Vanno bene i blocchi del traffico, così come il divieto di fumo in tutti i locali pubblici, ma lasciateci almeno la pizza margherita. Quello che è considerato uno degli alimenti preferiti dagli italiani, infatti, corre il serio rischio di estinzione. Tutta colpa di un decreto che dal prossimo autunno impone delle regole ferree a tutti gli esercizi che dispongono di un forno a legna. Sotto accusa è l'utilizzo del carbone e della carbonella, responsabili della formazione di ossido di azoto, di carbonio e di cloro. Il decreto "incriminato", che risale al 2002, è entrato in vigore lo scorso marzo ed obbliga i pubblici esercizi destinati alla ristorazione a rispettare determinati livelli di emissione di sostanze inquinanti. Livelli che dovranno essere annotati su un apposito "libretto di impianto", come si dovrebbe fare con le caldaie domestiche. Come a dire: passate al forno elettrico che è meglio. I limiti di emissione fissati dal provvedimento variano a seconda della potenza complessiva dell'impianto e vanno da 150 a 100 milligrammi per metro cubo per l'ossido di carbonio; da 300 a 200 per l'ossido di azoto; da 30 a 20 per il carbonio; 30 i milligrammi per metro cubo per i composti inorganici del cloro sotto forma di gas o vapori. Numeri espressi in onore della cronaca ma che non cambiano la sostanza delle cose.
Se da una parte è giusto difendere qualsiasi misura che mira alla salvaguardia della salute, dall'altra non si può nascondere la critica all'eccessiva severità di un decreto che non guarda in faccia i sapori tipici e le tradizioni della nostra penisola. Ci vogliono far intendere che un'innocente pizza alla pala, cotta rigorosamente tra i mattoni, possa trasformarsi in una piccola bomba ecologica. Bene, dobbiamo essere fieri di tutte queste attenzioni per la nostra salute. I signori che ci governano ci vogliono così bene, da impedirci di gustare una bella grigliata di carne cucinata in un forno alimentato a carbone e carbonella pur di non farci respirare l'aria cattiva.

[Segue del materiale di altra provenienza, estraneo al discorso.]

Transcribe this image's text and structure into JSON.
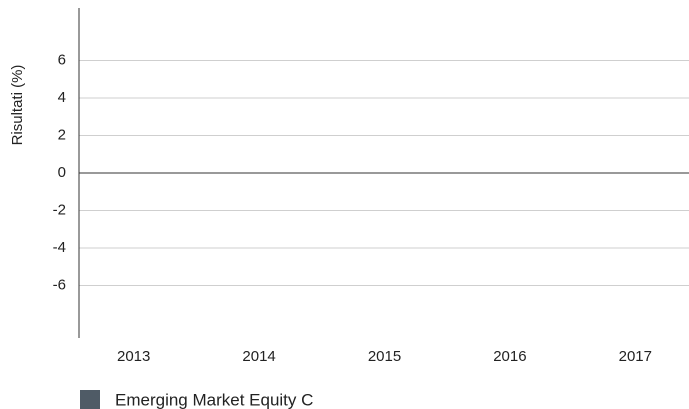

Il forno a legna sale sul banco degli imputati al pari delle automobili, delle sigarette e delle ciminiere delle industrie. L'aria diventa sempre di più irrespirabile ed è necessario quindi correre ai ripari, perché in una società che da decenni ha fatto pochissimo per arginare l'inquinamento, ora qualsiasi provvedimento restrittivo è visto come la panacea per sconfiggere il male. Poco importa se a rimetterci possa essere uno dei piatti che fa della cucina italiana la numero uno al mondo: la pizza, appunto. Se non ci sarà una deroga, dal prossimo autunno le attività che non possiedono un forno a legna "ecologico" potrebbero essere costrette a passare a quello elettrico. Assisteremo così al trionfo della tecnologia sull'artigianale. Di colpo spariranno dalle insegne di ristoranti e pizzerie le diciture che reclamizzano il particolare tipo di cottura, che rende unico il sapore della margherita o di una bella bistecca cucinata alla griglia. Il gusto sarà sacrificato sull'altare della ricerca e del laboratorio. Lo sanno anche i bambini che l'elettricità rende i sapori standardizzati, ma ci dovremo fare l'abitudine e con il tempo non ci faremo più caso. La pizzeria di Marione farà le stesse pizze di "Spizzichino" e di tutti quei locali aperti in franchising un po' ovunque. Non sarà più l'arte del pizzaiolo a fare la differenza, perché tutto sarà affidato a manopole e termometri più o meno sofisticati. L'ardore delle braci lascerà il posto alla tecnologia e all'innovazione. E del gusto che ne sarà? Non possiamo negare che il forno elettrico non garantisca una buona, uniforme e gradevole cottura. E' lo standard che ci fa sorgere qualche dubbio: quel sapore poco biscottato del prodotto "elettrico" non è paragonabile nemmeno lontanamente all'emozione di assaggiare una fetta di pane appena cotto a legna, come si faceva una volta, quando il forno sembrava una tradizione inattaccabile dai lumi del progresso.